License article

10 things young people can learn from #obamaIRL

There was more than a fist-bumping gif that came out of President Barack Obama's tete-a-tete with Tumblr founder David Karp at the White House this week. 

During the live Q&A session, which you can relive here, #obamaIRL discussed gun control, student debt, employment, drinking out of a coconut and his daughter's 13th birthday. He even used the word "sheesh".

Tumblr users, 40 per cent of whom are between the ages of 18 and 34, submitted the questions, which were then picked by well-known bloggers on the site.

Source: White House/Tumblr

Here are some of the stand-out things young people can take from POTUS's chat: 

1. Be proud of your arts degree


"A great liberal arts humanities education is still critically important, because in today’s global economy, one of the most important skills you have is your ability to work with people and communicate clearly and effectively."

2. Get creative with your social media usernames

David Karp: We didn’t get first names for everybody. So Haiku Moon asks..

Obama: That might be the first name. That’s a cool name. 

3. Don't be a negative nelly

"Guard against cynicism. I mean, the truth of the matter is that for all the challenges we face, all the problems that we have, if you had to be - if you had to choose any moment to be born in human history, not knowing what your position was going to be, who you were going to be, you’d choose this time."

4. There's a chance you might not become a billionaire entrepreneur

"There are only going to be so many Zuckerbergs or Gates who are able to short-circuit the traditional path."
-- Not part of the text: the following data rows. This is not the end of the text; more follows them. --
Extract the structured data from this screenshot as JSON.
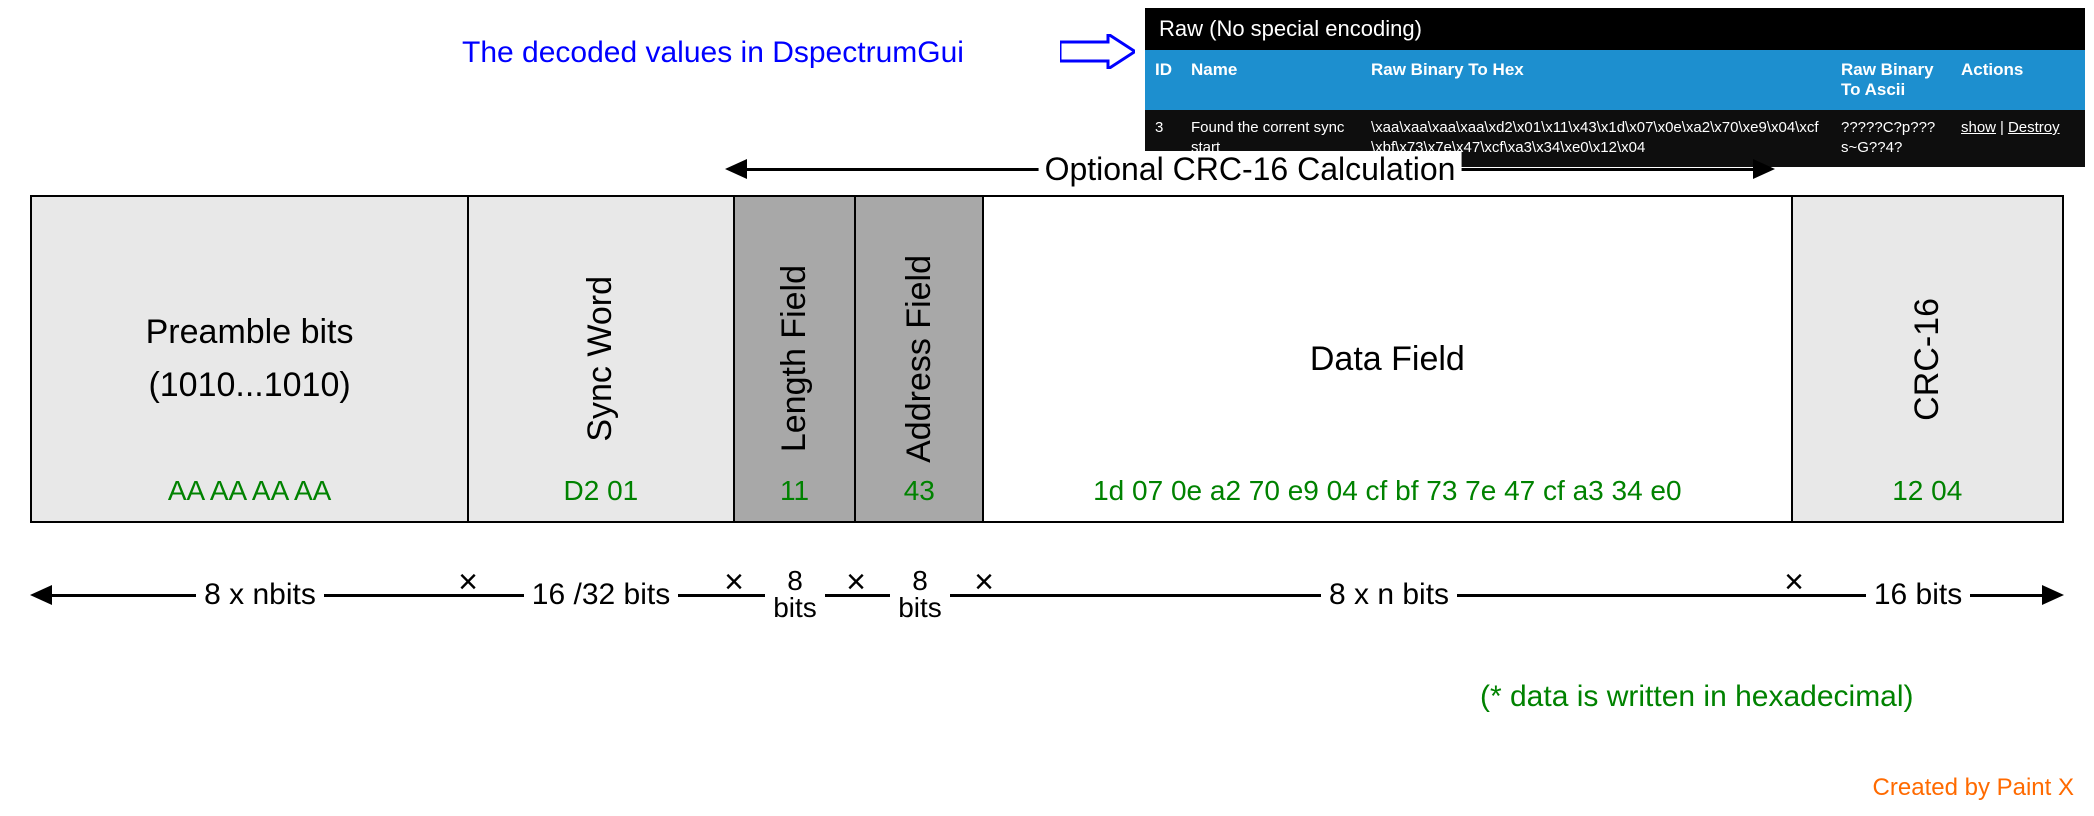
{
  "gui": {
    "title": "Raw (No special encoding)",
    "headers": {
      "id": "ID",
      "name": "Name",
      "hex": "Raw Binary To Hex",
      "ascii": "Raw Binary To Ascii",
      "actions": "Actions"
    },
    "row": {
      "id": "3",
      "name": "Found the corrent sync start",
      "hex": "\\xaa\\xaa\\xaa\\xaa\\xd2\\x01\\x11\\x43\\x1d\\x07\\x0e\\xa2\\x70\\xe9\\x04\\xcf\\xbf\\x73\\x7e\\x47\\xcf\\xa3\\x34\\xe0\\x12\\x04",
      "ascii": "?????C?p???s~G??4?",
      "action_show": "show",
      "action_destroy": "Destroy"
    }
  },
  "caption": "The decoded values in DspectrumGui",
  "crc_label": "Optional CRC-16 Calculation",
  "packet": {
    "preamble": {
      "title": "Preamble bits",
      "sub": "(1010...1010)",
      "hex": "AA AA AA AA"
    },
    "sync": {
      "title": "Sync Word",
      "hex": "D2 01"
    },
    "len": {
      "title": "Length Field",
      "hex": "11"
    },
    "addr": {
      "title": "Address Field",
      "hex": "43"
    },
    "data": {
      "title": "Data Field",
      "hex": "1d 07 0e a2 70 e9 04 cf bf 73 7e 47 cf a3 34 e0"
    },
    "crc": {
      "title": "CRC-16",
      "hex": "12 04"
    }
  },
  "dims": {
    "preamble": "8  x nbits",
    "sync": "16 /32  bits",
    "len_top": "8",
    "len_bot": "bits",
    "addr_top": "8",
    "addr_bot": "bits",
    "data": "8  x n bits",
    "crc": "16  bits"
  },
  "footnote": "(* data is written in hexadecimal)",
  "credit": "Created by Paint X"
}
5. It's OK not to own your own house, yet

"Well, first of all, this is a rental house. I just want to be clear.  My lease runs out in about two-and-a- half years."
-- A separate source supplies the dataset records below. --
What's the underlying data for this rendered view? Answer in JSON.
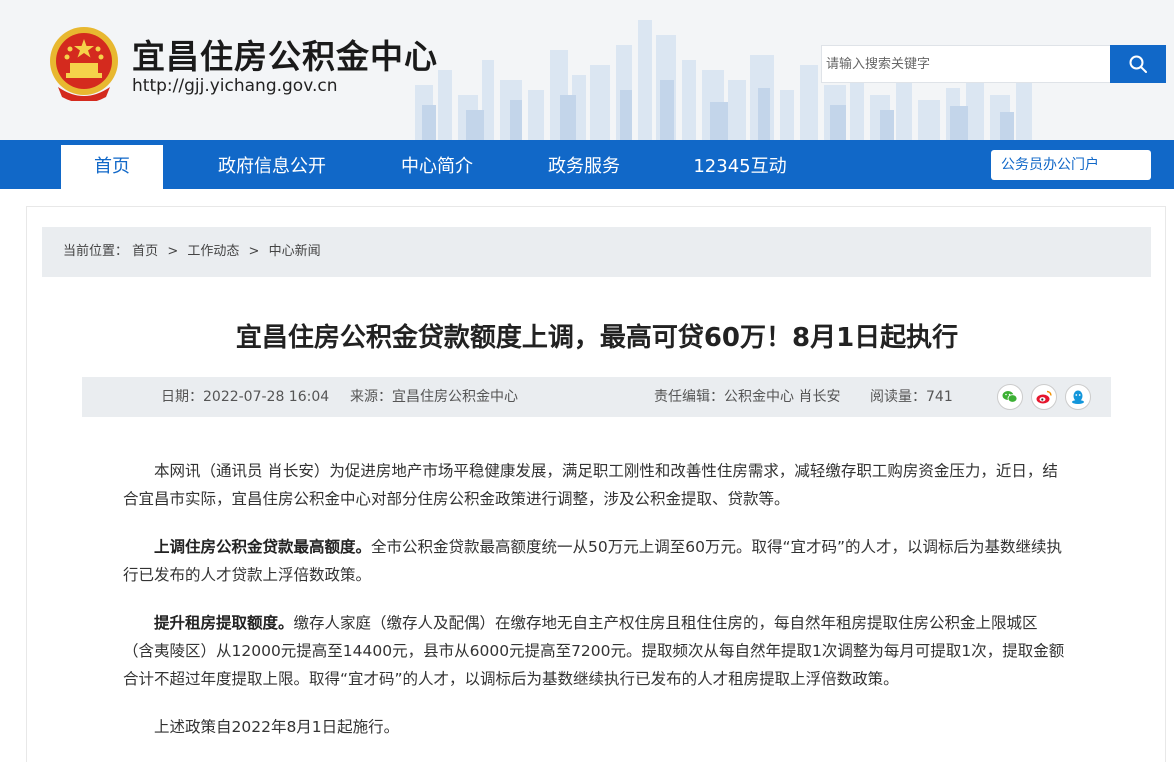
{
  "header": {
    "site_title": "宜昌住房公积金中心",
    "site_url": "http://gjj.yichang.gov.cn",
    "search_placeholder": "请输入搜索关键字",
    "brand_color": "#1168c8"
  },
  "nav": {
    "items": [
      {
        "label": "首页",
        "active": true
      },
      {
        "label": "政府信息公开",
        "active": false
      },
      {
        "label": "中心简介",
        "active": false
      },
      {
        "label": "政务服务",
        "active": false
      },
      {
        "label": "12345互动",
        "active": false
      }
    ],
    "portal_label": "公务员办公门户"
  },
  "breadcrumb": {
    "prefix": "当前位置：",
    "items": [
      "首页",
      "工作动态",
      "中心新闻"
    ],
    "separator": ">"
  },
  "article": {
    "title": "宜昌住房公积金贷款额度上调，最高可贷60万！8月1日起执行",
    "date": "日期：2022-07-28 16:04",
    "source": "来源：宜昌住房公积金中心",
    "editor": "责任编辑：公积金中心 肖长安",
    "views": "阅读量：741",
    "share_icons": [
      "wechat-icon",
      "weibo-icon",
      "qq-icon"
    ],
    "paragraphs": [
      {
        "bold": "",
        "text": "本网讯（通讯员 肖长安）为促进房地产市场平稳健康发展，满足职工刚性和改善性住房需求，减轻缴存职工购房资金压力，近日，结合宜昌市实际，宜昌住房公积金中心对部分住房公积金政策进行调整，涉及公积金提取、贷款等。"
      },
      {
        "bold": "上调住房公积金贷款最高额度。",
        "text": "全市公积金贷款最高额度统一从50万元上调至60万元。取得“宜才码”的人才，以调标后为基数继续执行已发布的人才贷款上浮倍数政策。"
      },
      {
        "bold": "提升租房提取额度。",
        "text": "缴存人家庭（缴存人及配偶）在缴存地无自主产权住房且租住住房的，每自然年租房提取住房公积金上限城区（含夷陵区）从12000元提高至14400元，县市从6000元提高至7200元。提取频次从每自然年提取1次调整为每月可提取1次，提取金额合计不超过年度提取上限。取得“宜才码”的人才，以调标后为基数继续执行已发布的人才租房提取上浮倍数政策。"
      },
      {
        "bold": "",
        "text": "上述政策自2022年8月1日起施行。"
      }
    ]
  }
}
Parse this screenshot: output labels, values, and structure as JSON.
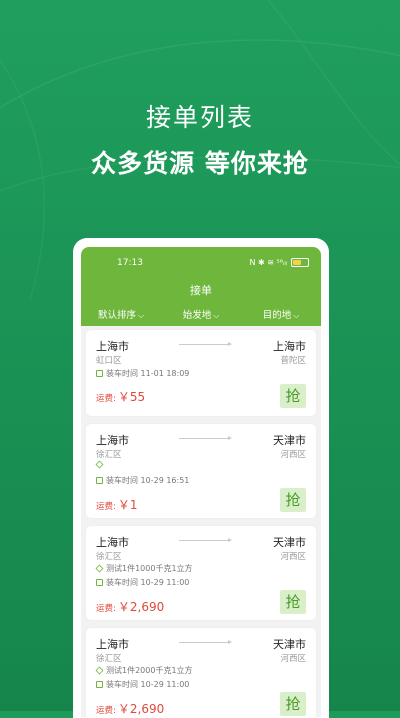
{
  "headline": {
    "line1": "接单列表",
    "line2": "众多货源 等你来抢"
  },
  "status": {
    "time": "17:13",
    "icons": "N ✱ ≋ ⁵⁶ᵢₗₗ"
  },
  "app": {
    "title": "接单"
  },
  "filters": [
    {
      "label": "默认排序"
    },
    {
      "label": "始发地"
    },
    {
      "label": "目的地"
    }
  ],
  "orders": [
    {
      "from": "上海市",
      "from_district": "虹口区",
      "to": "上海市",
      "to_district": "普陀区",
      "goods": "",
      "load_time": "装车时间 11-01 18:09",
      "fee_label": "运费:",
      "fee": "￥55",
      "action": "抢"
    },
    {
      "from": "上海市",
      "from_district": "徐汇区",
      "to": "天津市",
      "to_district": "河西区",
      "goods": "",
      "load_time": "装车时间 10-29 16:51",
      "fee_label": "运费:",
      "fee": "￥1",
      "action": "抢"
    },
    {
      "from": "上海市",
      "from_district": "徐汇区",
      "to": "天津市",
      "to_district": "河西区",
      "goods": "测试1件1000千克1立方",
      "load_time": "装车时间 10-29 11:00",
      "fee_label": "运费:",
      "fee": "￥2,690",
      "action": "抢"
    },
    {
      "from": "上海市",
      "from_district": "徐汇区",
      "to": "天津市",
      "to_district": "河西区",
      "goods": "测试1件2000千克1立方",
      "load_time": "装车时间 10-29 11:00",
      "fee_label": "运费:",
      "fee": "￥2,690",
      "action": "抢"
    }
  ],
  "colors": {
    "background": "#1e9a5a",
    "appbar": "#6fb63d",
    "fee": "#e2493b",
    "grab_bg": "#d9efc9"
  }
}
6. All play and no work makes POTUS unhappy

"I think too many of us see college as a box to check or a place to have fun and extend adolescence, as opposed to a opportunity for each of us to figure out what is it that we’re good at, what is it that we care about, what is it that we’re willing to invest a lot of time and effort and energy into, how do we hone some skills or interests or attributes that we already have. And as a consequence, I think young people waste a lot of time in school."

7. Stay in school kids

"The point is that for the average young person an investment in college is always going to be a smart investment ... The overwhelming evidence is that a college education is the surest, clearest path into the middle class for most Americans."

8Find a job you enjoy

"If you really enjoy what you do, then the line between work and play starts vanishing a little bit. You still have to grind it out, but you can get into that mindset where the creativity or the effort and the sweat that you’re putting into what you do doesn't feel like a burden, it feels like an expression of what you care about."

9. Keep your education options open

"We tell our daughters - Malia is now - she’ll be 16 next month, and she’s going to be in the college process. And we tell her, don't assume that there are 10 schools that you have to go to, and if you didn't go to those 10, that somehow things are going to be terrible. There are a lot of schools out there. There are a lot of options. And you should do your research before you decide to exercise one of those options."

10. Be practical but take risks

"I think your career is not going to be a straight line all the time. I think there may be times where you got to take a detour and you got to do something practical to pay the bills. There are going to be times where you see an opportunity, and you’re making a calculated risk that I’m going to start some wacky company called Tumblr."